[Python-Dev] Status of packaging in 3.3

Vinay Sajip vinay_sajip at yahoo.co.uk
Sat Jun 23 15:14:42 CEST 2012


Antoine Pitrou <solipsis <at> pitrou.net> writes:

> Remember that distutils2 was at first distutils. It was only decided to
> be forked as a "new" package when some people complained.
> This explains a lot of the methodology. Also, forking distutils helped
> maintain a strong level of compatibility.
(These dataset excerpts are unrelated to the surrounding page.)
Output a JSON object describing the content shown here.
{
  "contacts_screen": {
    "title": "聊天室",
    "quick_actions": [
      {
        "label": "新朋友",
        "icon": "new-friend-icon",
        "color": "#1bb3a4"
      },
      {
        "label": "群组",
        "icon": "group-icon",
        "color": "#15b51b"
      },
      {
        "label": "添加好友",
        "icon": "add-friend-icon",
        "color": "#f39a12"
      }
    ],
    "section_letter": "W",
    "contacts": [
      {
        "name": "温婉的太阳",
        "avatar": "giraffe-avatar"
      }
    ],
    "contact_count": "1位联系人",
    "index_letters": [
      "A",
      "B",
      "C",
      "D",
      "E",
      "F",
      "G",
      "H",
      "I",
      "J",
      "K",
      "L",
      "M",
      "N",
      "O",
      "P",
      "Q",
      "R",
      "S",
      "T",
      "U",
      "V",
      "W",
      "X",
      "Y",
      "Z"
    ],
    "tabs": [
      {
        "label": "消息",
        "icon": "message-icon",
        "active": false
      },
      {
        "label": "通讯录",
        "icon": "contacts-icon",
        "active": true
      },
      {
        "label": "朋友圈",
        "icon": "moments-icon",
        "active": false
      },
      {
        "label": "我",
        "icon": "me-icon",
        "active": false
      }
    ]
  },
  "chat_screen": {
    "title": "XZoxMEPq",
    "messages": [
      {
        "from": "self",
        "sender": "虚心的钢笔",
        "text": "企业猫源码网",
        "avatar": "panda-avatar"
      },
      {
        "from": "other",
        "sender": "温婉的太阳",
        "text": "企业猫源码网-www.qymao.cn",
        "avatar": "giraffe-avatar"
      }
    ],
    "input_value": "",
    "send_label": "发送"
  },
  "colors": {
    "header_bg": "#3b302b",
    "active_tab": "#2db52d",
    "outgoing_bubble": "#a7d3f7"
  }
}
Right, but distutils was hard to extend for a reason, even though designed with
extensibility in mind; hence the rise of setuptools. I understand the pragmatic
nature of the design decisions in packaging, but in this case a little too much
purity was sacrificed for practicality. Compatibility at a command-line level
should be possible to achieve even with a quite different internal design.
 
> Apparently people now think it's time to redesign it all. That's fine,
> but it won't work without a huge amount of man-hours. It's not like you
> can write a couple of PEPs and call it done.

Surely. But more than implementation man-hours, it requires that people are
willing to devote some time and expertise in firming up the requirements, use
cases etc. to go into the PEPs. It's classic chicken-and-egg; no-one wants to
invest that time until they know a project's going somewhere and will have
widespread backing, but the project won't go anywhere quickly unless they step
up and invest the time up front.

Kudos to Tarek, Éric and others for taking this particular world on their
shoulders and re-energizing the discussion and development work to date, but it
seems the net needs to be spread even wider to ensure that all constituencies
are represented (for example, features needed only on Windows, such as binary
distributions and executable scripts, have lagged a little bit behind).